(Pearl) Jammin' on Nostalgia
Wednesdays are about books. And writing. Today, a wee piece of and on nostalgia. Been listening to Pearl Jam a bit lately. (It's okay, my doctor knows). It takes me back. In mostly a good way.
I am enjoying revisiting pieces I’ve written and reworking the format. This started life as a poem, there’s even a spoken-word recording of it (down below) and then I turned it into whatever this is, a short story, a short blog post, another in my series of autobiographical shorts that blend fiction and non-fiction? Anyway, I wrote it first a couple of years back, as much in memory of some high school times as the music, but it’s really about reconnecting with the music I think. And I’ve been listening to those first couple of Pearl Jam albums again most recently. Very good. No disrepect to fans that went deeper and stayed there, but they lost me with their third album. And I never went back.

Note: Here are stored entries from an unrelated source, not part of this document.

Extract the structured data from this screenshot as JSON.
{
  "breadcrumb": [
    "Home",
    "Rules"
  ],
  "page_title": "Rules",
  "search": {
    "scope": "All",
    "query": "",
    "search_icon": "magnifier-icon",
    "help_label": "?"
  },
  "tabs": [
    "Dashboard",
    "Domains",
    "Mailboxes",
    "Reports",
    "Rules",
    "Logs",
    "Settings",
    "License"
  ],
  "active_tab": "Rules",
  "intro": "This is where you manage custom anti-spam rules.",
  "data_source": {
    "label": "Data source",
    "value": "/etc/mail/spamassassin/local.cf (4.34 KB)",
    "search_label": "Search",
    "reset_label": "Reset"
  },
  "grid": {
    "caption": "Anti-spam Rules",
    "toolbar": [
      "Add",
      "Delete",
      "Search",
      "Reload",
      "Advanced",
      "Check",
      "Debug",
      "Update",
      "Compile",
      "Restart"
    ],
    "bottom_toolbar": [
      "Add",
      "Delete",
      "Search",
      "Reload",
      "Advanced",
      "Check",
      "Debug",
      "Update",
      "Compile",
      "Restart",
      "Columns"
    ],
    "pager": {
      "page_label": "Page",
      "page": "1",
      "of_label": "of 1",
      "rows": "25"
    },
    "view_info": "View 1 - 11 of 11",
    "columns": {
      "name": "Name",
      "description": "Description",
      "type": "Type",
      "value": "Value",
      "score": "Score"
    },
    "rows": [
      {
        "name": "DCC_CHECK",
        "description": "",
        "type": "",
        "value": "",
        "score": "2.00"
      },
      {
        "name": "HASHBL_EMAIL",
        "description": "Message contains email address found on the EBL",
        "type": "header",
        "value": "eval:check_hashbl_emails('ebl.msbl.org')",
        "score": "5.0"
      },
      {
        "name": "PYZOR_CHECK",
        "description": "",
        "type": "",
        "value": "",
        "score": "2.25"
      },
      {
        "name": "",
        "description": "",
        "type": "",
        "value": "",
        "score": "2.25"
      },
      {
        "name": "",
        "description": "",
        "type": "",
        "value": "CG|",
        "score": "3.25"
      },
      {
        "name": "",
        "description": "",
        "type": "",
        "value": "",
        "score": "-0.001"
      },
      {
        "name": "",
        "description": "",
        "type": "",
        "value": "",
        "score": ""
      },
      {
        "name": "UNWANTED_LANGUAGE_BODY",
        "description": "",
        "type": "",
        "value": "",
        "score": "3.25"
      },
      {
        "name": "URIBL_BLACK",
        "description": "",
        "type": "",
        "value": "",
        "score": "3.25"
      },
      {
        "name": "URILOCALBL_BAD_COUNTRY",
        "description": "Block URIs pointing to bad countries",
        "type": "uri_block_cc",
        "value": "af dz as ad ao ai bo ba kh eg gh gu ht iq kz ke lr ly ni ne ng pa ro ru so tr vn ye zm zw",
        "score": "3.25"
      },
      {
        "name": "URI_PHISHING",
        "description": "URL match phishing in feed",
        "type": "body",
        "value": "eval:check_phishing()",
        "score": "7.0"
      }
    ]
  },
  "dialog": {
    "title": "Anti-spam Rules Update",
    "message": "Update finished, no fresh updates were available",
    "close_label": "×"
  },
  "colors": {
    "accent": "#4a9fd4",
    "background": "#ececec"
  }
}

I remember the days when I hated Pearl Jam and Eddie Vedder with his weapons-grade laryngitis. I thought they made bad music and had too much influence on the awful Nu-Metal Years. It was a time where the Creeds and Stainds of that world were gargling marbles and spitting out cliches. Ugh!
But back when Pearl Jam released their first two albums, I had a different opinion. I actually loved them. I had their first album with a bonus five-track cassette-tape EP and a huge blue Volvo with 200,000kms on its clock. It was like an urban assault vehicle, a mighty tank that could drive through walls. I would sometimes put it on autopilot and listen to Pearl Jam’s songs after having a few too many.

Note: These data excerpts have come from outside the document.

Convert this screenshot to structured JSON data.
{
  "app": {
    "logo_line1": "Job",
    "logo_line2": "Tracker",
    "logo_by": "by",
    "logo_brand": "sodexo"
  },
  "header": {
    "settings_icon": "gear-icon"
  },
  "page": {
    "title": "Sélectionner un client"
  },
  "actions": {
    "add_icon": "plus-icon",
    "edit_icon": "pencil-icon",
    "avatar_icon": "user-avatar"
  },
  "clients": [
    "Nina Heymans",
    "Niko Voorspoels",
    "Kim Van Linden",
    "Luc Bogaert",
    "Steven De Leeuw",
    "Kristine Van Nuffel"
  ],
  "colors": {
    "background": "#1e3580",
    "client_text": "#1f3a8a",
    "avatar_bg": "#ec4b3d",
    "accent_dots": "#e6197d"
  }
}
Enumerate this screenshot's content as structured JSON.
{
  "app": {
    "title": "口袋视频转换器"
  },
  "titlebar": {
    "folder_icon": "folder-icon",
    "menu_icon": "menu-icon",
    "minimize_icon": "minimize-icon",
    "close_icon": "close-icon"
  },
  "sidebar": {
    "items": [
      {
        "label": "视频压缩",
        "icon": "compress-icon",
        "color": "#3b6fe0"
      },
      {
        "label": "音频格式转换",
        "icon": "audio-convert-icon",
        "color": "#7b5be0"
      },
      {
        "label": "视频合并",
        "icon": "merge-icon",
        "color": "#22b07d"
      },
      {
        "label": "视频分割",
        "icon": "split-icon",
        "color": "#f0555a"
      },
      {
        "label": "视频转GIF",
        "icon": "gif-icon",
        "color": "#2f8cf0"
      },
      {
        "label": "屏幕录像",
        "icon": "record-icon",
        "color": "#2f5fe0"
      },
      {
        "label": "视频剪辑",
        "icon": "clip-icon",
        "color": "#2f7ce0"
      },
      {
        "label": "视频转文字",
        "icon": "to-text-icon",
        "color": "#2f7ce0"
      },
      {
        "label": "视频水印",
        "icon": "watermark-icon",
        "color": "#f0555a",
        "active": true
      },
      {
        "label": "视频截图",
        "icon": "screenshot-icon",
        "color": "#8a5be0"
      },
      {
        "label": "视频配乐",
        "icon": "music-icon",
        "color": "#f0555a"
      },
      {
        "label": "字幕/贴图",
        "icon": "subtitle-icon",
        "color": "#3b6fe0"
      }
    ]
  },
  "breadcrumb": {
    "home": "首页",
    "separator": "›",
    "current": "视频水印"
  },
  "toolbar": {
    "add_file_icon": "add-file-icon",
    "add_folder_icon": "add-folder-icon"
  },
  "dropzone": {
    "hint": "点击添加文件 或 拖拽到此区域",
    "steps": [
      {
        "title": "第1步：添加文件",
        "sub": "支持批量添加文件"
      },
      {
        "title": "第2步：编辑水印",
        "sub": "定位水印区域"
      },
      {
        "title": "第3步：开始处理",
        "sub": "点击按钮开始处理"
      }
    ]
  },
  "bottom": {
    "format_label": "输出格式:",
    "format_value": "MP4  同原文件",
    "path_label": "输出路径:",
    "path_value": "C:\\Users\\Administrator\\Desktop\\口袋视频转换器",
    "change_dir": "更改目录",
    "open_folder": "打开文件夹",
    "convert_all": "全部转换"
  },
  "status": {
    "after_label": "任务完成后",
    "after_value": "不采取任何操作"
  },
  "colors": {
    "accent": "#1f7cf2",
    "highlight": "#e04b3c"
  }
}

I was always frightened by Pearl Jam’s eventual mediocrity and their rabid fan-base. Fans that also loved Ben Harper and thought Pearl Jam was as important as any classic rock and even better than a lot. It was frustrating to see people buying those cardboard-sleeve rip-off concert bootlegs. But despite it all, I couldn’t deny the memories attached to their songs. They were such a big part of my teenage years.
We sang their songs at parties and heard them in our heads during math class. I remember joking and singing out loud, “Jeremy spoke in class today,” when the kid named Jeremy actually spoke in class that day. So many of their songs were white-whines, but 30 years ago, there was something beautiful about them. Lines like “I know someday you’ll have a beautiful life/I know you’ll be a star in somebody else’s sky, but why can’t it be mine?” were like poetry to us teenagers. And the doo-do-de-do-doo payoff was even better, when the vocals and the guitar merged. That was the real poetry of the situation.
Hearing the bass line that opens Even Flow now feels like a creaking door opening back up to my past. The hits on the toms are the footsteps down the corridor, back to my teenage years. I can close that door whenever I like, but for now, I’m enjoying looking around. I see the dog-eared pictures on the walls and hand-scribbled lyrics from my favorite songs. I remember my own attempts at poetry, overwrought and untrue, but they mattered to me then. Hearing their songs again now is like receiving a phone call from an old friend. We’ve lost touch, but we remember each other and care enough to sit on the call and hold the line. Holding tight in the moments while it lasts.